Saldırı gerçekleşmesinden sonra emek örgütleri, meslek örgütleri, siyasi partiler, demokratik kitle örgütleri tepkilerini göstererek AKP iktidarını kınadı.
Eyleme müdahaleden sonra basına açıklamalar yapıldı Bazı açıklamalar şöyleydi:
‘ANNELERİN ÇIĞLIĞINDAN KORKAN BİR ÜLKE…’
Oturma eyleminde ise yaşanan polis saldırısına büyük tepki vardı. Oturma eyleminde konuşan İHD İstanbul Şube Başkanı Gülseren Yoleri, polis saldırısına tepki gösterdi; “700 haftadır olduğun gibi gelecek hafta da burada olacağız” dedi.
HDP Eş Genel Başkanı Pervin Buldan ise “Bizler böylesine bir vicdansızlığı asla kabul etmiyoruz. 700. Haftada bizlere gazlarla, sopalarla, güvenlik güçlerinin müdahalesiyle karşılık verenler şunu bilsin ki, kayıplarımız bulunana kadar, faili meçhuller açığa çıkana kadar, yargısız infazlar aydınlatılana kadar bu mücadele devam edecek.” dedi. “Bu meydan bizim adalet meydanımız” diyen Buldan, “Bu meydan bizim çığlığımız. Bu ülkeyi sessiz çığlıklardan korkan bir ülke haline getirdiler. Annelerin çığlığından korkan bir ülke haline getirdiler. Ama korksunlar. Anneler susmayacak.” ifadelerini kullandı.
‘İSTERSENİZ BİZİ DE KAYBEDİN; GERİ ADIM ATMAYACAĞIZ’
Eylem sonrası ailelere polis saldırısını ve adalet mücadelesini sorduk. Gözaltında kaybedilen Kenan Bilgin’in kardeşi İrfan Bilgin “Tansu Çiller ve Mehmet Ağar o dönemin baş sorumlulardır. Bugün de AKP ile işbirliği halindeler. Bugün yaşananların anlamı da budur. Biz geri adım atmayacağız; haftaya yine burada olacağız. İsterseniz yakınlarımızı kaybettiğiniz gibi bizi de kaybedin; biz geri adım atmayacağız” dedi.
‘DEVLETİN ALIŞILMIŞ TAVRIYLA KARŞILAŞTIK’
Kaybedilen Cemil Kırbayır’ın kardeşi Mikail Kırbayır, Cumartesi Annelerinin eylemine dönük polis şiddetini, “Bizim verebileceğimiz hiçbir hesabımız yok, ama sizin bize vereceğiniz hesabınız var.
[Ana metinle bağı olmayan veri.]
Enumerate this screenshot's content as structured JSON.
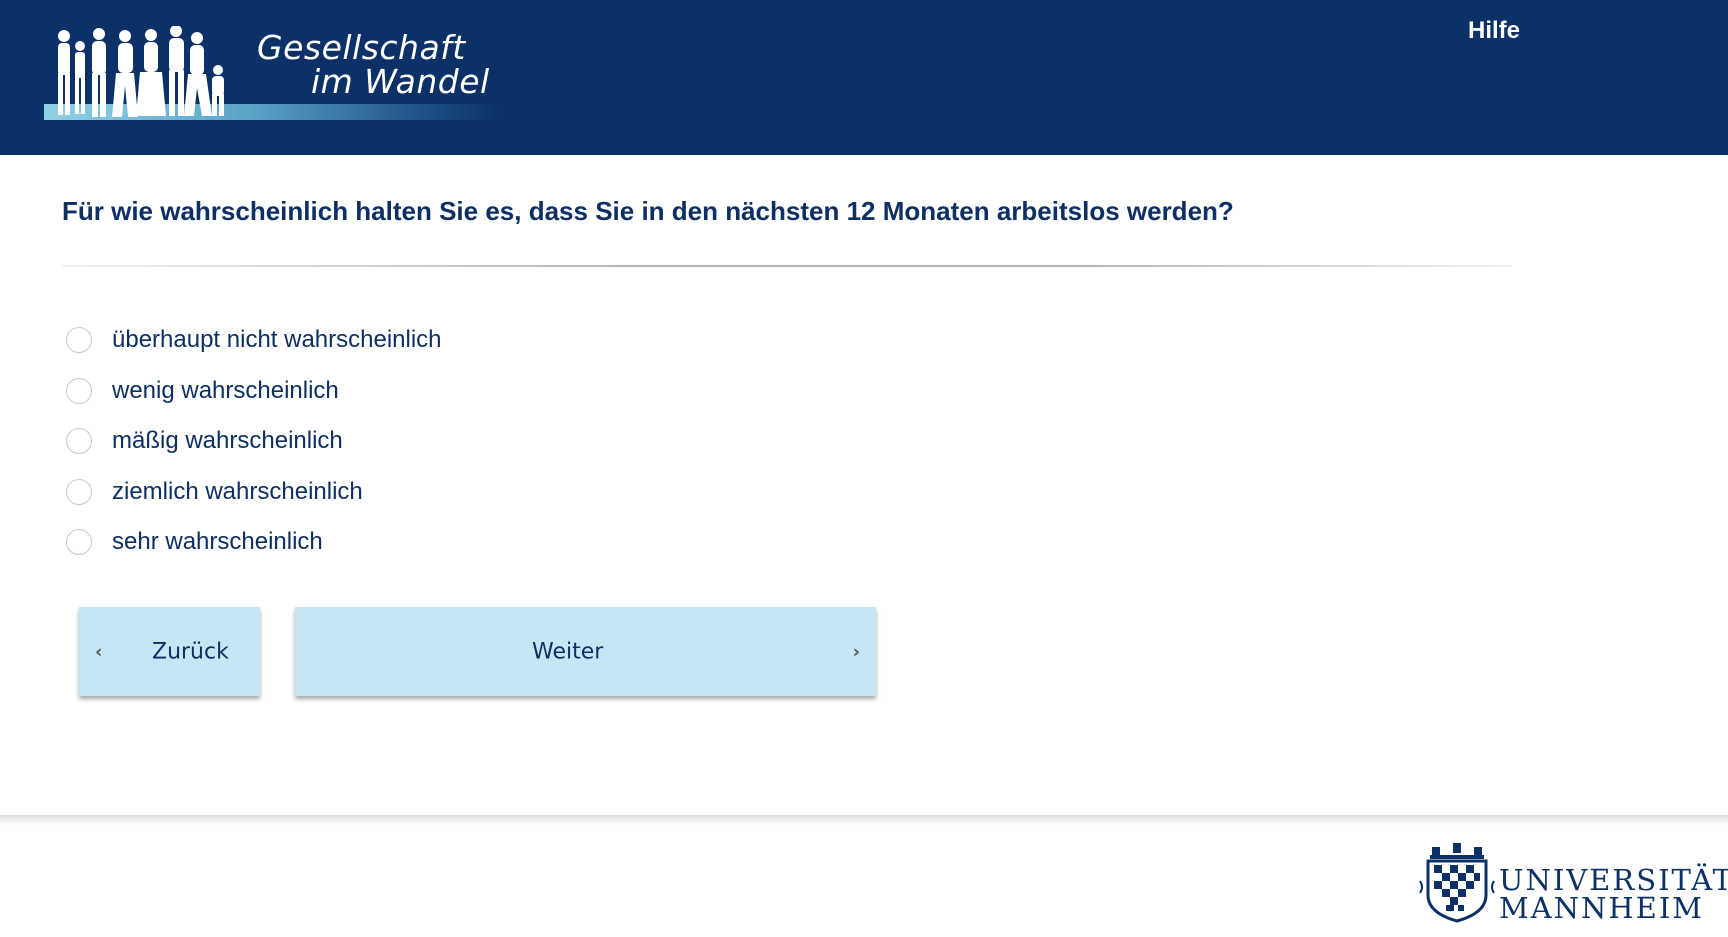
{
  "header": {
    "logo_line1": "Gesellschaft",
    "logo_line2": "im Wandel",
    "help_label": "Hilfe"
  },
  "question": {
    "text": "Für wie wahrscheinlich halten Sie es, dass Sie in den nächsten 12 Monaten arbeitslos werden?",
    "options": [
      {
        "label": "überhaupt nicht wahrscheinlich",
        "selected": false
      },
      {
        "label": "wenig wahrscheinlich",
        "selected": false
      },
      {
        "label": "mäßig wahrscheinlich",
        "selected": false
      },
      {
        "label": "ziemlich wahrscheinlich",
        "selected": false
      },
      {
        "label": "sehr wahrscheinlich",
        "selected": false
      }
    ]
  },
  "navigation": {
    "back_label": "Zurück",
    "next_label": "Weiter"
  },
  "footer": {
    "university_line1": "UNIVERSITÄT",
    "university_line2": "MANNHEIM"
  },
  "colors": {
    "header_bg": "#0b3166",
    "text_primary": "#0d2f63",
    "button_bg": "#c5e7f4"
  },
  "icons": {
    "back": "chevron-left-icon",
    "next": "chevron-right-icon",
    "logo": "people-silhouette-logo",
    "crest": "university-crest-icon"
  }
}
Mezarımız nerede?” sözleriyle tepki gösterdi. Kırbayır, 699 haftadır sürdürdükleri eylemlerini geride bıraktıklarını dile getirerek, “Ama bugün devletin başka türlü alışagelmiş tavırlarıyla karşılaştık. Epey zamandır unutturmuştu. Bizler yüreklerin yarısı devletin güvenlik güçleri tarafından katledilip mezarları da ortada olmayan aileleriz” dedi. “Bizim haykırışımız insanlık abidesindedir” diyen Kırbayır, şunları söyledi: “Ey insanlık ailesi, devletin güvenlik güçleri tarafından yakınlarımız katledilmiştir. Mezarları da aynı şekilde katledenler tarafından yok edilmiştir. Bizim haklı talebimiz şudur: Sizin yargısız infaz ettiğiniz yakınlarımız bu ülkenin vatandaşlarıydı.”
‘BEN ÖLÜNCE TORUNLARIM BURADA OLACAK’
Gözaltına kaybedilen Hüseyin Taşkaya’nın eşi Sultan Taşkaya da, “Biz kötü niyetle gelmedik. Biz kayıplarımızı arıyoruz. Ben gücüm yetene kadar burada olacağım. Ben öldüğüm zaman çocuklarım ve torunlarım devam edecek. Bizim içimiz yanıyor. Bu ilk değil. Biz çok bu gazları yedik, çok yakalandık. Ama devam edeceğiz. Çünkü bizim içimiz yanıyor. Biz herkesten destek istiyoruz” diye konuştu. Bütün haftaların kendileri için aynı olduğunu söyleyen bir diğer kayıp yakını İkbal Eren ise, “Ben bu hafta da oturacağım, haftaya da oturacağım. Taleplerimiz ne zaman karşılık bulursa ben o zaman kalkacağım buradan” şeklinde konuştu.